(190b) Overcoming Transport Barriers in Drug Delivery to Tumors

The natural defenses of the human body create
many challenges for chemotherapeutics to reach their intended targets. In order
to be effective, chemotherapy agents must travel through the blood vessels, extravasate out of the vessels into the interstitium
and diffuse through tumor cells without being phagocytosed
in the reticuloendothelial system, binding to
proteins in serum or being metabolized by red blood cells. A largely overlooked
limitation of traditional chemotherapy delivery is the transport within the
tumor microenvironment.
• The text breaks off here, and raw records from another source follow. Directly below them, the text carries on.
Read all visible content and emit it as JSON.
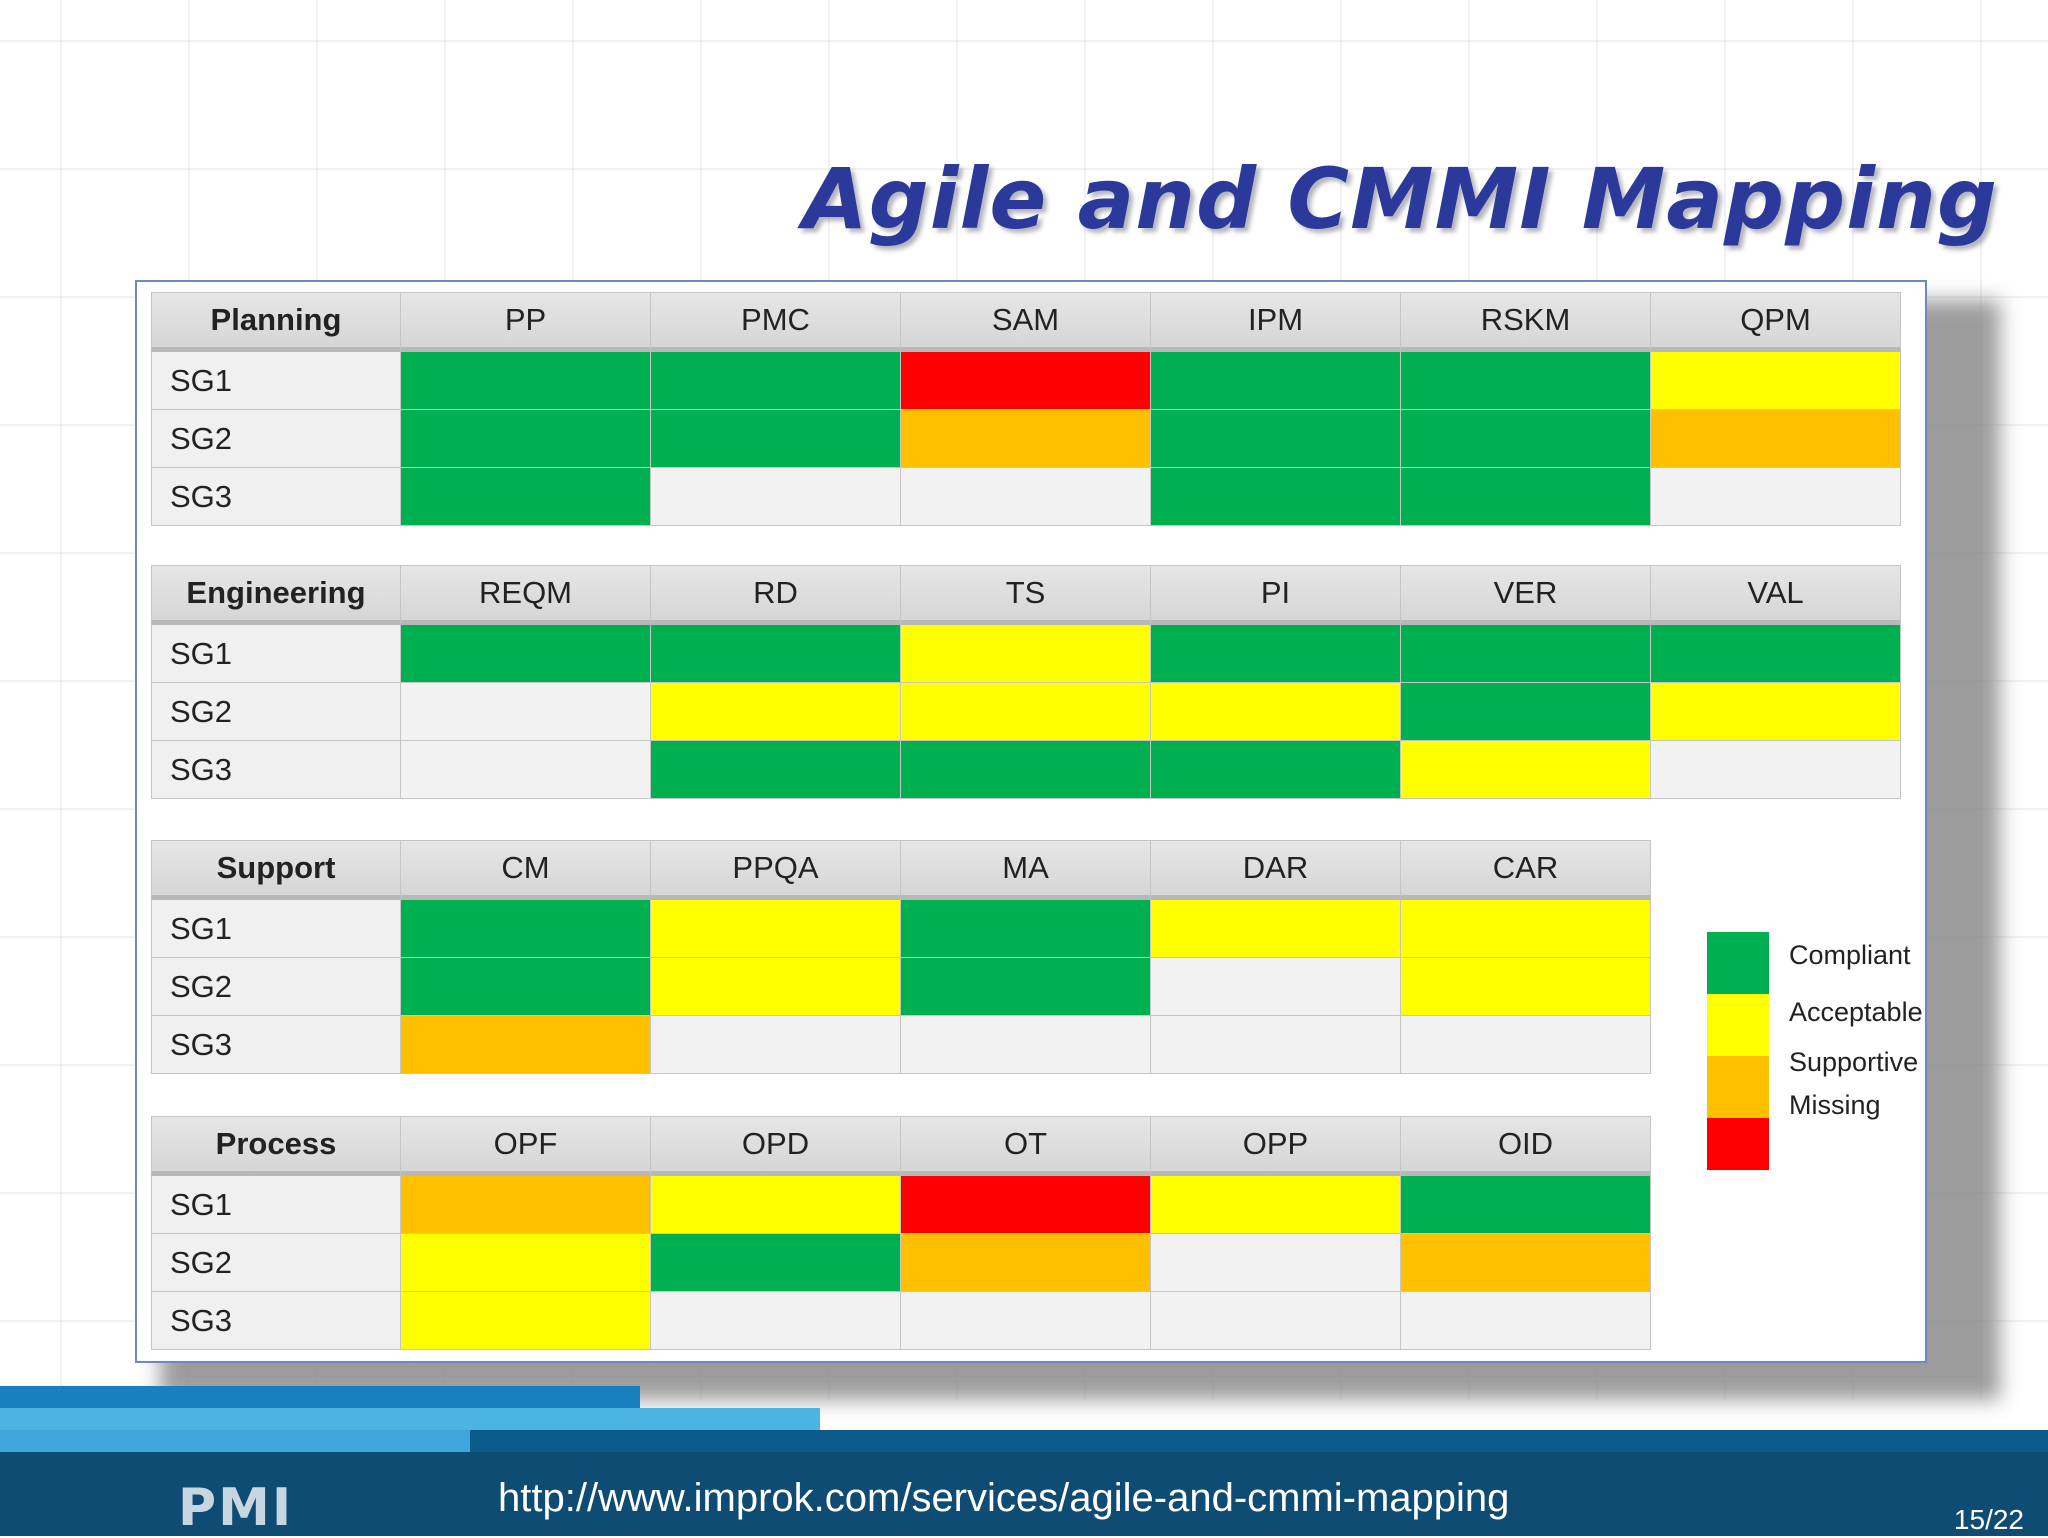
{
  "title": "Agile and CMMI Mapping",
  "status_colors": {
    "compliant": "#00b050",
    "acceptable": "#ffff00",
    "supportive": "#ffc000",
    "missing": "#ff0000",
    "none": "#f2f2f2"
  },
  "groups": [
    {
      "name": "Planning",
      "areas": [
        "PP",
        "PMC",
        "SAM",
        "IPM",
        "RSKM",
        "QPM"
      ],
      "rows": [
        {
          "label": "SG1",
          "cells": [
            "compliant",
            "compliant",
            "missing",
            "compliant",
            "compliant",
            "acceptable"
          ]
        },
        {
          "label": "SG2",
          "cells": [
            "compliant",
            "compliant",
            "supportive",
            "compliant",
            "compliant",
            "supportive"
          ]
        },
        {
          "label": "SG3",
          "cells": [
            "compliant",
            "none",
            "none",
            "compliant",
            "compliant",
            "none"
          ]
        }
      ]
    },
    {
      "name": "Engineering",
      "areas": [
        "REQM",
        "RD",
        "TS",
        "PI",
        "VER",
        "VAL"
      ],
      "rows": [
        {
          "label": "SG1",
          "cells": [
            "compliant",
            "compliant",
            "acceptable",
            "compliant",
            "compliant",
            "compliant"
          ]
        },
        {
          "label": "SG2",
          "cells": [
            "none",
            "acceptable",
            "acceptable",
            "acceptable",
            "compliant",
            "acceptable"
          ]
        },
        {
          "label": "SG3",
          "cells": [
            "none",
            "compliant",
            "compliant",
            "compliant",
            "acceptable",
            "none"
          ]
        }
      ]
    },
    {
      "name": "Support",
      "areas": [
        "CM",
        "PPQA",
        "MA",
        "DAR",
        "CAR"
      ],
      "rows": [
        {
          "label": "SG1",
          "cells": [
            "compliant",
            "acceptable",
            "compliant",
            "acceptable",
            "acceptable"
          ]
        },
        {
          "label": "SG2",
          "cells": [
            "compliant",
            "acceptable",
            "compliant",
            "none",
            "acceptable"
          ]
        },
        {
          "label": "SG3",
          "cells": [
            "supportive",
            "none",
            "none",
            "none",
            "none"
          ]
        }
      ]
    },
    {
      "name": "Process",
      "areas": [
        "OPF",
        "OPD",
        "OT",
        "OPP",
        "OID"
      ],
      "rows": [
        {
          "label": "SG1",
          "cells": [
            "supportive",
            "acceptable",
            "missing",
            "acceptable",
            "compliant"
          ]
        },
        {
          "label": "SG2",
          "cells": [
            "acceptable",
            "compliant",
            "supportive",
            "none",
            "supportive"
          ]
        },
        {
          "label": "SG3",
          "cells": [
            "acceptable",
            "none",
            "none",
            "none",
            "none"
          ]
        }
      ]
    }
  ],
  "legend": [
    {
      "key": "compliant",
      "label": "Compliant"
    },
    {
      "key": "acceptable",
      "label": "Acceptable"
    },
    {
      "key": "supportive",
      "label": "Supportive"
    },
    {
      "key": "missing",
      "label": "Missing"
    }
  ],
  "footer": {
    "logo": "PMI",
    "url": "http://www.improk.com/services/agile-and-cmmi-mapping",
    "page": "15/22"
  }
}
The unstructured and limited vasculature in tumors
makes them a very heterogeneous microenvironment causing inconsistencies in the
delivery and distribution of drugs. Because of these heterogeneities, in
traditional chemotherapy administration, drugs are only transported to perfused
regions. One approach to overcome these transport barriers is to utilize nanocarriers to selectively target and deliver drugs to
malignant tumor cells.

Here, we present a mathematical model
that describes in vitro cytotoxicity
assay data for parental and multi-drug resistant human hepatocellular carcinoma
cell lines using the common anticancer drug, doxorubicin. The mathematical
model was solved analytically and fit to data for both free doxorubicin and doxorubicin-loaded
protocells to obtain parameters describing cell death
rate and delay time. The information from this model and experimental data can
be used to predict the fraction of tumor volume that will be killed.